EBITDA, EBIT and adjusted net profit are obtained by excluding the special items (respectively gross and net of the related taxes) from the operating profit and the reported net profit, as per the legal scheme of the Income Statement.

Income components classified among special items for financial year 2020 involve:

  • (i) financial expenses resulting from the buy back on the market of bonds under the scope of the liability management operation implemented by Snam in December 2020 (32 million euros, 24 million euros after the tax effect, 38 million euros in 2019, 29 million euros after the tax effect).
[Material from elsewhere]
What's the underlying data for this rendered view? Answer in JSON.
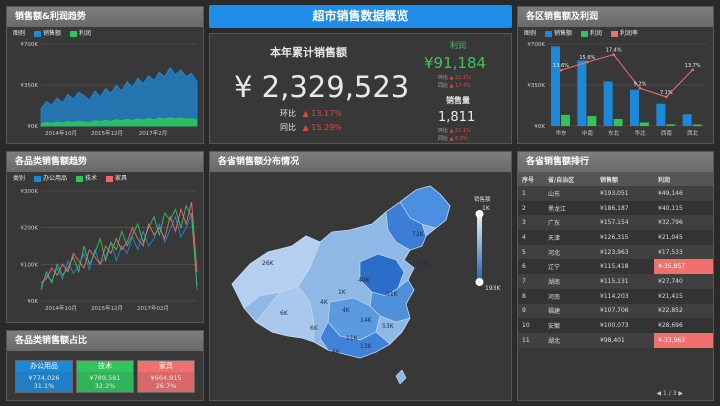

These charges are essentially linked to the difference between the outflow deriving from the repurchase of bonds on the market and measurement at the amortised cost of the bonds themselves;
  • (ii) the costs suffered due to the state of emergency linked to the COVID-19 pandemic, for a total of 27 million euros (22 million euros net of tax effects), relative to: (a) donations of healthcare materials (14 million euros) and cash (2 million euros), also through the Snam Foundation, to assist the Italian healthcare system and the third sector; (b) purchases of personal protective equipment for internal use (6 million euros); (c) costs for services (5 million euros), mainly to deep clean working environments and for security.
  • (iii) allocation to the provision for risks and charges (17 million euros) for the estimate of likely tax and financial charges against facts and/or events already existing as of 31 December 2020.

Special items

Income components are classified among special items, if significant, when: (i) they result from non-recurring events or transactions or from transactions or events which do not occur frequently in the ordinary course of business; or (ii) they result from events or transactions which are not representative of the normal course of business.

4 For more information, see ESMA document 32-51-370 "ESMA Guidelines on Alternative Performance Measures (APMs)" of 17 April 2020, Q&A no. 18.

The tax rate applied to the items excluded from the calculation of adjusted net profit is determined on the basis of the nature of each revenue item subject to exclusion.